Most public servants know their ability to undertake external work while employed in the APS is constrained. The Public Service Commission advises that "agencies should develop policies about outside employment", and indicates that departments can require staff to seek permission before working outside the APS. Many departments have followed the commission's guidance, and forms titled "request for outside employment" or similar abound.
Yet the ability of the Commonwealth – or any employer – to intrude into employees' private lives is limited. How, then, can the Australian Public Service seek to restrict public servants' ability to work second jobs in their own time?
Public service employment at the federal level is governed predominantly by the Public Service Act and Public Service Regulations. Neither contains any express provision about outside employment. Instead, the Public Service Commission points to two relevant clauses of the code of conduct: an employee must, in connection with APS employment:
- act with care and diligence; and
- take reasonable steps to avoid any conflict of interest.
These, it is said, impose certain obligations on public servants regarding outside employment. While the starting point may be that employees can do as they please out of hours, the code limits that freedom if there is a sufficient nexus with public service employment. The commission summarises: "APS employees are able to work outside the APS if it does not conflict with or adversely affect the performance of their official duties."
The scope of what might be covered by "work outside the APS" is broad. As well as ordinary paid work (whether as an employee or running a business), the commission also references directorships and even unpaid voluntary work as areas where a conflict might arise. The cautionary approach, then, would be for public servants considering any form of external work to flag it with their supervisor, lest an overzealous code of conduct official become involved.
The position in other jurisdictions is more straightforward, with explicit regulatory restrictions. In NSW, the Government Sector Employment Regulations specify that a public servant "is not to undertake any other paid work", while the ACT's Public Sector Management Act bans senior managers from paid jobs outside the service. In both cases, though, permission can be sought to undertake external work. A territory public servant seeking to engage in outside employment while on long-service leave must also seek approval.
This issue of an employee's ability to undertake secondary employment gained attention early last month when the Fair Work Commission rejected an unfair dismissal application in the case of Jacob v West Australian Newspapers. A newspaper machinist was working as an Uber driver in his spare time, and this came to his employer's attention when he picked up a company manager through the ride service.
Mervyn Jacob's contract contained a clause saying he could "not engage in other work without the company's written consent, provided such permission shall not be unreasonably withheld". Motivated by Jacob's failure to seek such approval and the possible "health and safety concerns holding a second job may cause", the newspaper publisher held an investigation before ultimately dismissing him.
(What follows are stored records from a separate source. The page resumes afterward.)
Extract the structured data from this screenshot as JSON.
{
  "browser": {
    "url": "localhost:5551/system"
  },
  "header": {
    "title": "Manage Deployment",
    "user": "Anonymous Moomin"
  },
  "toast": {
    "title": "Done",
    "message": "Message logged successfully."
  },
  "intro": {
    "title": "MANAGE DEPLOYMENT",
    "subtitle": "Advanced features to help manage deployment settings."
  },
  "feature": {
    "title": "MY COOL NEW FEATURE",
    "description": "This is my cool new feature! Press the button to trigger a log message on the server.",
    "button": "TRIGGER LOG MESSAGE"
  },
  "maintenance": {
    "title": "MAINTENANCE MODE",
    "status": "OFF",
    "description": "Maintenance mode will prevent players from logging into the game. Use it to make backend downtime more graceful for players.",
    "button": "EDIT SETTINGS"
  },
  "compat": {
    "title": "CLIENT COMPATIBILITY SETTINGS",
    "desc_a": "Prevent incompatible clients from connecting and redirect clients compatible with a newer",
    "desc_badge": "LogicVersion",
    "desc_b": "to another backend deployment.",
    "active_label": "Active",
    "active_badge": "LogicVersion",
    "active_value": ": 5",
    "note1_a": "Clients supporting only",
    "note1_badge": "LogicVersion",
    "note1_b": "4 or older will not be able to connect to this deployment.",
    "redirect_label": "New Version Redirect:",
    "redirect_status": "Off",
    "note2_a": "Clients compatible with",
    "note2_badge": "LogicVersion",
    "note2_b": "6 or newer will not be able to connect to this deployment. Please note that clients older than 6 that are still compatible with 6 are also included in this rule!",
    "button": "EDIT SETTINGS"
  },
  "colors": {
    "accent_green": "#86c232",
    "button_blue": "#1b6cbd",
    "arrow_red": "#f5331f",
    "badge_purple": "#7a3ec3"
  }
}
Commissioner Bruce Williams held that Jacob's external employment, contrary to the contractual requirement, was a valid reason for dismissal and, in the absence of any countervailing factors, thereby rejected the claim. In addition, it was found that Jacob's conduct during the investigation process – he misled his employer on several occasions and swore at a manager – also constituted a valid reason for dismissal.
There are, of course, legitimate employer interests at stake in this arena. The government is no doubt eager to avoid potential conflicts of interest that may arise from outside work. To offer an illustrative extreme, it would be highly improper for a procurement officer to provide consultancy services to potential bidders in his or her own time. Similarly, private sector employers rightly want to prevent staff from moonlighting for competitors or otherwise harming the employer's interests through secondary employment. But Justice Paul Finn's oft-cited Federal Court exhortation continues to ring true: extensions to the control an employer is permitted over their employee's private activities must be "carefully contained and fully justified".
The Jacob case is a cause for concern because it foreshadows a far greater intrusion. The employer's unchallenged reliance on health and safety issues, including fatigue, goes beyond legitimate conflict of interest or conflict of duties motivations upheld by courts in the past. While an employer does have legislatively imposed work health and safety obligations, these should generally be managed within the workplace, not by seeking to intrude into an employee's out-of-hours activities.
Jacob failed to address how an employee driving for Uber at night is any different from, say, playing contact sport or spending considerable out-of-work time caring for an elderly relative. Suggesting that an employer can regulate what an employee does in their own time on the basis of nebulous concerns about fatigue and well-being, as Jacob does, is a slippery slope indeed.
Although the accessibility of secondary jobs may have increased in the internet age, the dilemmas raised in this context are hardly novel. In 1946, British judge Lord Wilfred Greene observed: "The law would, I think, be jealous of attempting to impose on a manual worker restrictions, the real effect of which would be to prevent him utilising his spare time. He is paid for 5½ days in the week. The rest of the week is his own." While the 5½-day work week may have been consigned to history for most, Greene's reasoning remains sound. In this area and others, APS decision-makers should think carefully before intruding into public servants' private lives.